The importance of smooth and effective communications in the modern technological age has never been greater, and laying the groundwork for making those communications possible doesn't just happen without effort. Zayo Group Holdings (ZAYO) has worked hard to build up its network of communications infrastructure assets, but it hasn't always gotten the recognition it deserves in doing so.
Zayo had originally been expected to release its fiscal third-quarter financial report on Thursday, and investors were anticipating continued earnings growth from the company. However, the company announced its results a day early in conjunction with a buyout bid from a group of private equity investors. The financial report included some encouraging signs, but it looks likely that shareholders won't have the chance to participate in Zayo's future prosperity.
How Zayo fared
In the absence of the going-private offer, Zayo Group's fiscal third-quarter results would likely have provoked a mixed response. Revenue came in at $647.2 million, which was roughly flat from year-ago levels but a bit better than the 1% top-line decline that most of those following the stock were expecting to see. Net income of $34.7 million jumped by nearly half over the same period, although earnings of $0.15 per share were a bit weaker than the $0.17 per share consensus forecast among investors.
Zayo didn't provide quite as much detail about its business in the quarterly report, perhaps because of the imminent transaction. Net installations came in at $1.7 million, which was down sharply from the year-ago period but up a bit from where it was three months ago. That implied an annualized growth rate of about 4%, which was in line with the 2019 guidance that Zayo gave earlier. Recurring revenue of $538.3 million was up 4.5% year over year, and adjusted pre-tax operating earnings produced gains of close to 5% over the same period.
Zayo also got a bit more efficient with its bookings. The infrastructure specialist said that it shortened its payback time on contracts to just 15 months, down from 20 months a year ago. Capital and up-front expenditures have remained reasonable in light of the level of bookings Zayo has attracted.
The art of the Zayo deal
However, all the attention focused squarely on Zayo's deal to go private. Until the announcement, most investors had expected the company to follow through on its plans to break itself into two separate entities.
But that all changed with the offer from Digital Colony Partners, EQT, and Devonshire Investors. This consortium of private equity investors offered to pay $35 per share to current Zayo Group shareholders. That put a total value of roughly $14 billion on the company when you consider the assumption of debt that the acquirers will take on in the going-private transaction.
However, the acquisition isn't necessarily a done deal. A majority of Zayo shareholders have to agree to adopt the buyout agreement, and Zayo will have to comply with a set of covenants set out in the legal documents outlining the deal. Certain regulatory approvals will also be necessary. Even so, Zayo anticipates that it will be able to close the merger in the first half of 2020, giving investors roughly a year more to remain independent.

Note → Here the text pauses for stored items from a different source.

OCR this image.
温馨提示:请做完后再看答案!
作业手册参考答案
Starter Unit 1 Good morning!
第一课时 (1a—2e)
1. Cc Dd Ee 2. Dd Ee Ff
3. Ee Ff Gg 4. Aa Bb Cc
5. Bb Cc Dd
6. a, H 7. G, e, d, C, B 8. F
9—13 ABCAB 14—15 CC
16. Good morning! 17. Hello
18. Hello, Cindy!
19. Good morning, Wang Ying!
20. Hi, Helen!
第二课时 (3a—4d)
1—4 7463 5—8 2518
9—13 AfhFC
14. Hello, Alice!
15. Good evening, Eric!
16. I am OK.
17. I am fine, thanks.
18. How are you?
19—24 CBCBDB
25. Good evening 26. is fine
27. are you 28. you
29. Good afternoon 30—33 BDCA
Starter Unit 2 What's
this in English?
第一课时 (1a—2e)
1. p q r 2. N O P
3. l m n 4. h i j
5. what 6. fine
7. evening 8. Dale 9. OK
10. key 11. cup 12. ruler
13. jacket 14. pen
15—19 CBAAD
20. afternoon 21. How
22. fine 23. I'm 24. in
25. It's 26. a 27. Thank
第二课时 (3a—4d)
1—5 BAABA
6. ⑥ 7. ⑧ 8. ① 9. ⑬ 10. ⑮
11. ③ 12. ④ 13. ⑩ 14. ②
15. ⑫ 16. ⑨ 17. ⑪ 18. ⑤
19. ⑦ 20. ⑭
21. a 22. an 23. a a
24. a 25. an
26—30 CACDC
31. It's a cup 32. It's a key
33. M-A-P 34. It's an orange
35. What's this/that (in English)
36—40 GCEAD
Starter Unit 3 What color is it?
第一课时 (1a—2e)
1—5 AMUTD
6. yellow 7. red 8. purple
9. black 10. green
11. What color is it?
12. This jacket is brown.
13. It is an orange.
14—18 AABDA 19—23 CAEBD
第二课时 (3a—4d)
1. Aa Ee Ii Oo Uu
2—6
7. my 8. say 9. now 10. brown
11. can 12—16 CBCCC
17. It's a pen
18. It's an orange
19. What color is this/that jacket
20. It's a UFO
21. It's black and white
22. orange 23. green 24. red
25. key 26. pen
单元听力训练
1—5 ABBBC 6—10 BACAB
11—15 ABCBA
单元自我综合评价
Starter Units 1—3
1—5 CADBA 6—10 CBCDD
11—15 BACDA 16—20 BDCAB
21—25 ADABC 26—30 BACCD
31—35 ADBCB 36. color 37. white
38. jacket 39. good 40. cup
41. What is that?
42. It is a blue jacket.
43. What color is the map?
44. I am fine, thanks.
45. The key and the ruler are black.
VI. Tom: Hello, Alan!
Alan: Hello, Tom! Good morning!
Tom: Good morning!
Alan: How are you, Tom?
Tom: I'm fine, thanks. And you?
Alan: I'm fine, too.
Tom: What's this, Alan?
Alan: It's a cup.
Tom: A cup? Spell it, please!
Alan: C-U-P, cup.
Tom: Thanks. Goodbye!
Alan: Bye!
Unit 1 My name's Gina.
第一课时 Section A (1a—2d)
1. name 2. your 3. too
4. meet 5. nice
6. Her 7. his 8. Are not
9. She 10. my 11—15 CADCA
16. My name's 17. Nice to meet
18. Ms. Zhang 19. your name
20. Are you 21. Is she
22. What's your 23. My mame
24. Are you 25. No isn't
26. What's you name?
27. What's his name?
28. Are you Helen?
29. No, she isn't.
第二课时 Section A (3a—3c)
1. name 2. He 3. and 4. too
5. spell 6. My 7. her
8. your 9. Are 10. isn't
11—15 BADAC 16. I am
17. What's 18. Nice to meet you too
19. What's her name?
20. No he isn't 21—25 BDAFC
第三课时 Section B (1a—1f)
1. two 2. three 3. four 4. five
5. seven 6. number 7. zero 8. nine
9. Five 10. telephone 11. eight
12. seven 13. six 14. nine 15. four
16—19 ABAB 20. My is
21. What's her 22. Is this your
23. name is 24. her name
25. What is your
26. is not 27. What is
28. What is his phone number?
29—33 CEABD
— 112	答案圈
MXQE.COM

Zayo shareholders celebrated the offer, pushing the stock higher by 8% on Wednesday after the announcement. The roughly 6% discount between the current share price and the $35-per-share offer reflects a bit of uncertainty about whether the deal will go through, but it also accounts for the length of time investors will have to wait before the merger closes and they get their cash. For the company, though, the combination could make it far easier for Zayo to achieve its long-term goals without worrying about having to explain every quarterly fluctuation in its financial numbers.